Kirkus Reviews | 02/15/2014
Young love springs up in a place where older hearts were bruised, in Bergstrom's debut saga. Raised motherless under the influence of a fundamentalist Baptist church in eastern Washington state, sisters Kate and Bethany Nolan grew up close, and when Kate needed help after a teenage love affair left her pregnant and alone, condemned from the pulpit and prostituting herself at a local truck stop, Bethany helped her and her baby, Emmy, leave for a new life in California. Now, 16 years later, Kate asks Emmy to return to Bethany, who is childless after many miscarriages, to take part in a healing ceremony to bless her latest pregnancy. Shy, relocated to relatives she never knew existed, Emmy finds herself in a rural community where she feels a sense of belonging and is befriended by Reuben, a Native American boy. Narrated, sometimes distractingly, from multiple perspectives, the novel considers several relationships--Bethany's solid marriage, tested by her religious beliefs and yearning for children; Kate's struggle to accept a permanent relationship; Emmy's discovery of mutuality with Reuben. Bergstrom's emphasis on sentiment and issues lends a downbeat note to the storytelling, which is intensified when tragedy strikes and only partly dissipates by the drawn-out but happy conclusion. A carefully crafted family drama that dwells more on the difficult journey than the glad arrival. 336pg. KIRKUS MEDIA LLC, c2014.

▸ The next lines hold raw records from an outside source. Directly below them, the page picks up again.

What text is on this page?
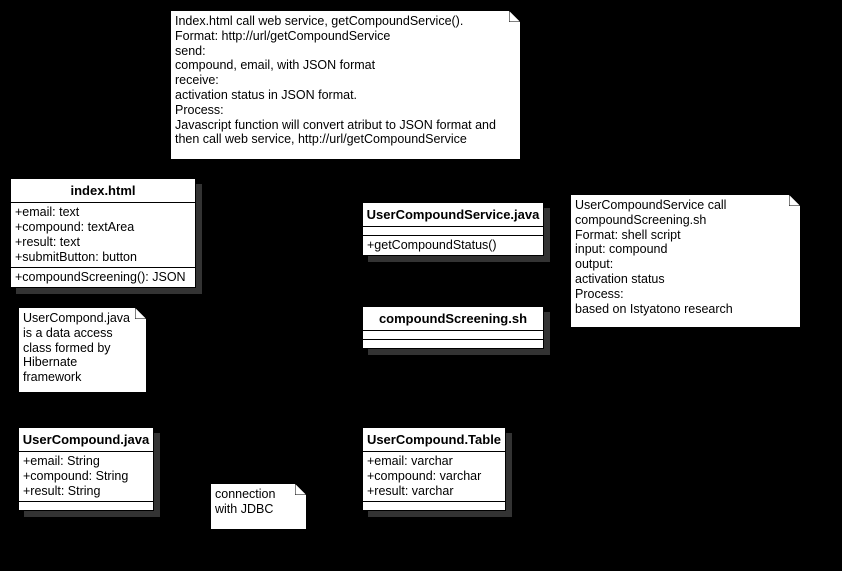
Index.html call web service, getCompoundService().
Format: http://url/getCompoundService
send:
compound, email, with JSON format
receive:
activation status in JSON format.
Process:
Javascript function will convert atribut to JSON format and
then call web service, http://url/getCompoundService
index.html
+email: text
+compound: textArea
+result: text
+submitButton: button
+compoundScreening(): JSON
UserCompoundService.java
+getCompoundStatus()
UserCompoundService call
compoundScreening.sh
Format: shell script
input: compound
output:
activation status
Process:
based on Istyatono research
compoundScreening.sh
UserCompond.java
is a data access
class formed by
Hibernate
framework
UserCompound.java
+email: String
+compound: String
+result: String
UserCompound.Table
+email: varchar
+compound: varchar
+result: varchar
connection
with JDBC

Library Journal | 05/01/2014
Raised by single mom Kate in Sacramento, CA, 16-year-old Emmy believes she has no other family until Kate informs her that she'll be spending the summer in eastern Washington with Kate's sister, Beth. Still a member of the fundamentalist Christian sect that Kate left Washington to escape, Beth has suffered numerous miscarriages and wants Emmy to participate in a healing ceremony so that she can carry her current pregnancy to term. While staying with Beth and her husband, Matt, Emmy meets and falls in love with Reuben, a Cayuse Indian trying to walk the fine line between respecting his cultural traditions and distancing himself from the poverty and low expectations of reservation life. Reuben is such a well-drawn character that he takes over the story. VERDICT Bergstrom's debut novel is filled with damaged women and the almost impossibly supportive and understanding men (including Matt, Reuben, and Kate's boyfriend Spencer) who love them. The combination of emotional power and environmental and sociopolitical commentary might remind some readers of Barbara Kingsolver. Christine DeZelar-Tiedman, Univ. of Minnesota Libs., Minneapolis. 315p. LIBRARY JOURNAL, c2014.
Publishers Weekly | 01/27/2014
Award-winning short story author Bergstrom makes a strong debut with her first novel. Emmy Nolan, a shy teenager brought up by a tough single mother in Sacramento, Calif., doesn't even know she has living relatives until her aunt tracks her mother down and begs for Emmy to attend a faith-healing ceremony--the aunt's last chance, she believes, to carry a child to term after countless miscarriages. Emmy is shocked to discover that her mother was raised in a fundamentalist church and shunned by family and community after giving birth to Emmy while she was in high school. Once she arrives at her aunt's home in eastern Washington State, Emmy feels like a fraud (her aunt thinks she's both a Christian and a virgin; Emmy is neither), but grows to love her aunt and uncle, as well as Reuben, the Native American teenager next door. The book is far more than a story of love or belief, and its layers are peeled away as the narrative progresses. Chapters are written from the perspectives of several different characters (at times it feels like there are too many different points of view), often in second person, and the choice of present tense works. Emmy's self-involvement makes it difficult, at times, to remain completely in her corner. Reuben is by far the most charismatic character in the book. But Bergstrom takes the reader so deeply into the characters that it's easy to forgive the few things that don't work, because much of the book works so well. (Apr.). 336p. PUBLISHERS WEEKLY, c2014.